A recent example CAMERA highlighted this week involves Rudoren’s account of a stabbing attack. In a piece on Tuesday, called “The Dueling Narratives of the Israeli-Palestinian Conflict,” Rudoren describes the event – caught in full by security cameras near the Damascus Gate in Jerusalem’s Old City — as though its details had not been established. Quoting Palestinians claiming that the Israeli Border Policeman who shot and killed the combat-fatigue-clad knife-wielder posthumously planted the weapon on the young man, Rudoren describes the implement as a “pocket knife, the kind Boy Scouts use.”
In her attempt at “balance,” as CAMERA points out, Rudoren failed to mention that the entire event had been filmed, and its perpetrator was clearly and plainly the Palestinian terrorist. Nor, according to CAMERA, was the use of “Boy Scout” imagery in relation to the assailant coincidental.
On Wednesday, the CAMERA blog “Snapshots” posted a list of similar examples, calling the collection: “Jodi Rudoren’s Guide to Advocacy Journalism.”
“The guide below, complete with case studies, could have easily been written by New York Times Jerusalem bureau chief Jodi Rudoren,” is how it is introduced.
Speaking, tongue-in-cheek, on behalf of Rudoren, the blog identifies what it sees as her goal – “To promote a selected party’s allegations while pretending to report objectively about ‘dueling’ narratives” – and names four tactics employed to achieve it:
Tactic 1: Ignore and conceal the most incriminating evidence against the selected party.
Tactic 2: Cast doubt and minimize other evidence against the selected party, by using descriptions that conjure up wholesome values.
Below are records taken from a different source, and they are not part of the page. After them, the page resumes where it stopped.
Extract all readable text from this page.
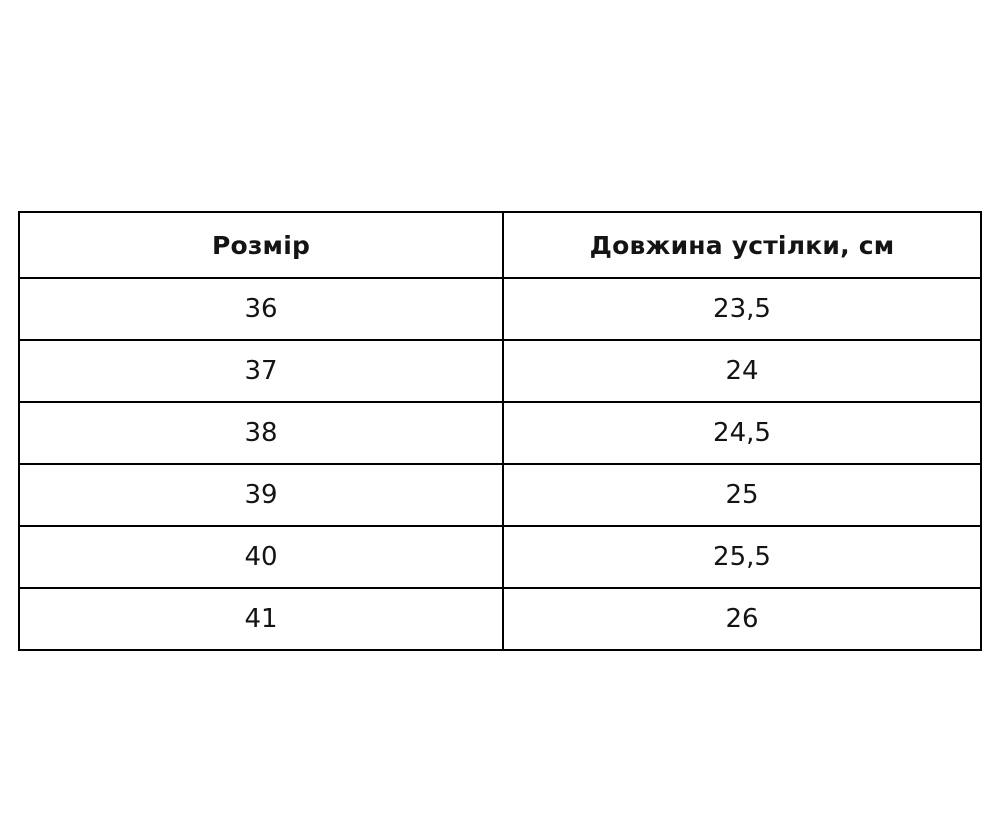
Розмір	Довжина устілки, см
36	23,5
37	24
38	24,5
39	25
40	25,5
41	26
Tactic 3: Mention the existence of a video that supports allegations made by the selected party and that rebuts the other party’s version of events, even if there is no such film.
Tactic 4: If you or your newspaper are challenged on any of the above, claim space limitations did not allow you to give a “full accounting of the events.”
Beneath each “tactic” are “case studies” that link to Rudoren pieces illustrating the aspersions CAMERA continues to cast on The New York Times in general and its Jerusalem bureau chief in particular.